Results: Compared with cultures containing standard media, two of three antisense ODNs significantly inhibited the growth of glioma cells, whereas sense and scrambled sequence ODNs did not significantly affect cell growth at the concentrations tested. A human c-myc antisense sequence, which differed from the rat sequence by one base substitution, also had an inhibitory effect on RT-2 cells. Western blot analysis demonstrated that expression of immunoreactive c-Myc protein was also greatly reduced in the rat antisense ODN-treated cells (and not in sense-, scrambled-, or control-treated cells). The degree of reduction of c-Myc protein expression correlated well with the decrease in cell growth observed with several antisense ODNs. Phosphorothioate ODNs were stable in cell culture media for at least 5 days.
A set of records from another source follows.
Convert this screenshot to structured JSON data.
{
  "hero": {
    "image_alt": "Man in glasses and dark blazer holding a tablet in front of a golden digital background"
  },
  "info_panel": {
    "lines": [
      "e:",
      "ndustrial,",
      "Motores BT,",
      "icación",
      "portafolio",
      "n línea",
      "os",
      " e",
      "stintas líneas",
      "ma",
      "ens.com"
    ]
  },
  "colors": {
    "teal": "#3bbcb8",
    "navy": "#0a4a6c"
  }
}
Conclusion: These results suggest that c-Myc plays a critical role in glioma cell proliferation and demonstrate that antisense ODNs can suppress proto-oncogene expression and inhibit the proliferation of glioma cells. Our results indicate that the antiproliferative activity of these ODNs was mediated predominantly through sequence-specific antisense mechanisms, but that sequence-specific nonantisense effects may also contribute to the strongest effects demonstrated. These findings support a potential role for antisense strategies designed to inhibit c-myc expression in the treatment of malignant gliomas.